Would they feel invincible – and no longer ‘stay alert’ possibly putting others at risk? Could a positive result lead to other social issues such as inequality, for example, by being encouraged back to work along with others who have tested positive, or being allowed more access to travel and ‘everyday life’ than those who don’t have antibodies? And, would those who have tested negative feel anxious that they’re still at risk?
Given that there’s still so much to learn about the virus, the assumption that a positive antibody test automatically means immunity is a dangerous one. With any type of medical science, there are always exceptions to the rule.
Without enough evidence to link the presence of antibodies to immunity, testing might cause more harm by falsely reassuring people who test positive for antibodies. Moreover, even when antibodies are detected, we don’t know how long they’ll exist in the body. This raises the question of whether a repeat test may be required in the future.
The concern that testing could lead to inequality is a valid one. While, the WHO’s briefing paper on “Immunity passports” [2]Footnote 2 sounds interesting, if this approach were to be adopted, it needs to be introduced with caution. There’s a risk that it could become another factor of inequality if it’s socialised without working out all the unintended consequences.
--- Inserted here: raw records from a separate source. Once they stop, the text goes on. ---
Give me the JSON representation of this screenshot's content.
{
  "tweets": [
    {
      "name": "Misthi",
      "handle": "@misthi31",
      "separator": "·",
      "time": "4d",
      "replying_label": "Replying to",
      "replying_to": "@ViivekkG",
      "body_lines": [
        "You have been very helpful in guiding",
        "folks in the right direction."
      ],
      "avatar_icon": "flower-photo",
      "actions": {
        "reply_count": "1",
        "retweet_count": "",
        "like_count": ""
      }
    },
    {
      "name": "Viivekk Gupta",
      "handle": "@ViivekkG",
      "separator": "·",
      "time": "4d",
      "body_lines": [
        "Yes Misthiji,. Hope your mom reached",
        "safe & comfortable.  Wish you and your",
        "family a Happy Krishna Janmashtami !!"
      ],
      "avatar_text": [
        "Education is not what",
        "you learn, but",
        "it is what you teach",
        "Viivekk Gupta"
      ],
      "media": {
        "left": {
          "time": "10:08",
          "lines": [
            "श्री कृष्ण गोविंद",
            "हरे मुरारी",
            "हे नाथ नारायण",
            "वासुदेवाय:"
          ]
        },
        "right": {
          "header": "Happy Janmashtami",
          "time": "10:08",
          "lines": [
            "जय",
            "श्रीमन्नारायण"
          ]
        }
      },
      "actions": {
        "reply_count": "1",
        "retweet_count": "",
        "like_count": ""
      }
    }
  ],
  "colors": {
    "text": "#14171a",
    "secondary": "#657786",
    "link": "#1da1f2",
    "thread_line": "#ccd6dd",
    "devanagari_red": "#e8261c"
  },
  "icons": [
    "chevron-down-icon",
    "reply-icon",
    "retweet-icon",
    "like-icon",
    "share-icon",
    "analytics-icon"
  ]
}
Over the past months we’ve seen exceptional developments in medical science. Tests and vaccinations are being developed at unprecedented speed. And, every day we learn more about the COVID-19 virus. There’s still a way to go but we’re seeing positive steps. Guided by the expertise of data scientists and clinicians, we’ll learn to live within our ‘new world’, hopefully bringing with us some of the positive behavioural and societal changes we’ve adopted during this time.